Evaluation of construct and criterion validity for the 'Liverpool Osteoarthritis in Dogs' (LOAD) clinical metrology instrument and comparison to two other instruments

PLoS One. 2013;8(3):e58125. doi: 10.1371/journal.pone.0058125. Epub 2013 Mar 7.

Abstract

Objective: To test the 'Liverpool Osteoarthritis in Dogs' (LOAD) questionnaire for construct and criterion validity, and to similarly test the Helsinki Chronic Pain Index (HCPI) and the Canine Brief Pain Inventory (CBPI).

Design: Prospective Study.

Animals: 222 dogs with osteoarthritis.

Procedure: Osteoarthritis was diagnosed in a cohort of dogs on the basis of clinical history and orthopedic examination. Force-platform analysis was performed and a "symmetry index" for peak vertical force (PVF) was calculated. Owners completed LOAD, CBPI and HCPI instruments. As a test of construct validity, inter-instrument correlations were calculated. As a test of criterion validity, the correlations between instrument scores and PVF symmetry scores were calculated. Additionally, internal consistency of all instruments was calculated and compared to those previously reported. Factor analysis is reported for the first time for LOAD, and is compared to that previously reported for CBPI and HCPI.

Results: Significant moderate correlations were found between all instruments, implying construct validity for all instruments. Significant weak correlations were found between LOAD scores and PVF symmetry index, and between CBPI scores and PVF symmetry index.
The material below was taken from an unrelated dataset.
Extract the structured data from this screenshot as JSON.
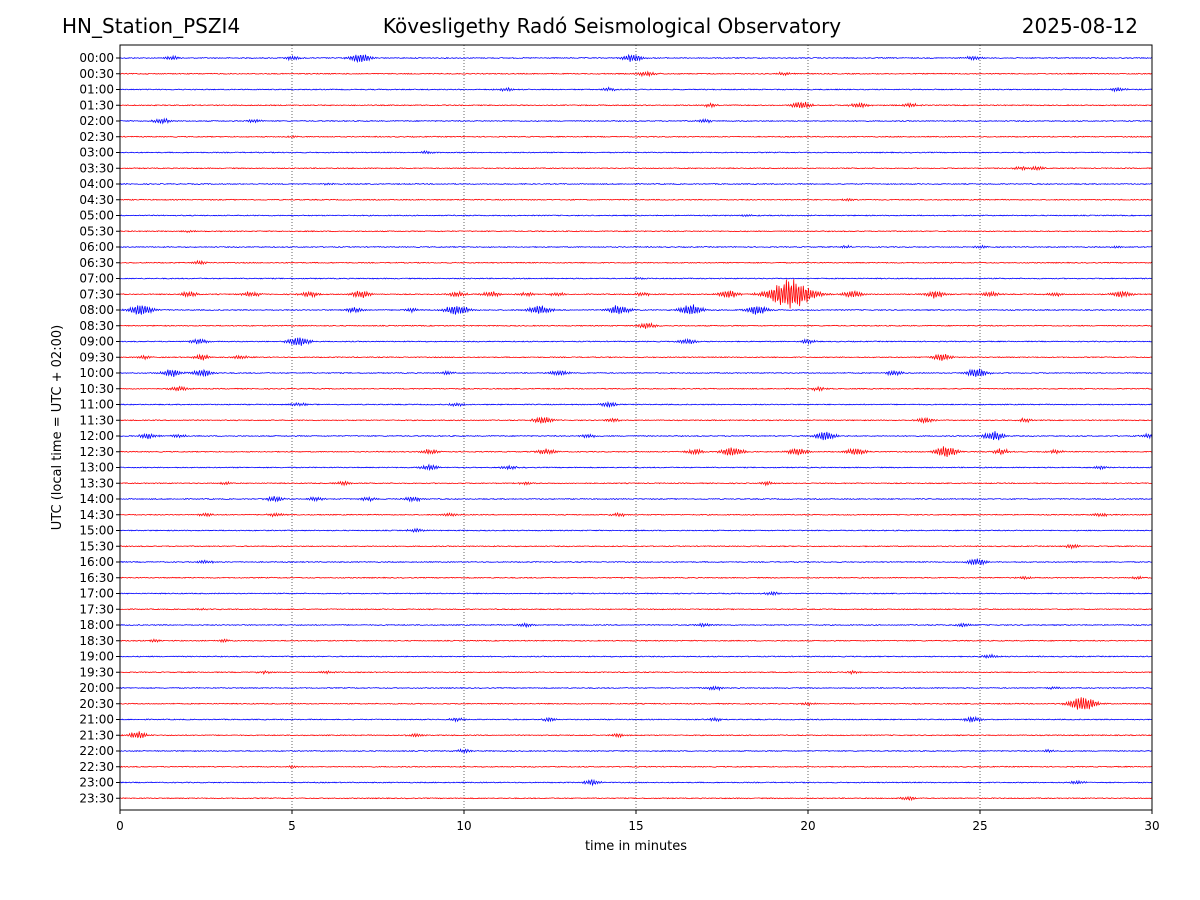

Conclusion and clinical relevance: LOAD is an owner-completed clinical metrology instrument that can be recommended for the measurement of canine osteoarthritis. It is convenient to use, validated and, as demonstrated here for the first time, has a correlation with force-platform data.

Publication types

  • Research Support, Non-U.S. Gov't

MeSH terms

  • Animals
  • Dog Diseases / diagnosis*
  • Dogs
  • Factor Analysis, Statistical
  • Female
  • Male
  • Osteoarthritis / veterinary*
  • Pain / veterinary*
  • Pain Measurement
  • Prospective Studies

Grant support

Salary for MBW and EC was funded by Pfizer Animal Health during the data collection phase of this study. Remaining funding was provided by University of Liverpool. The funders had no role in study design, data collection and analysis, decision to publish, or preparation of the manuscript.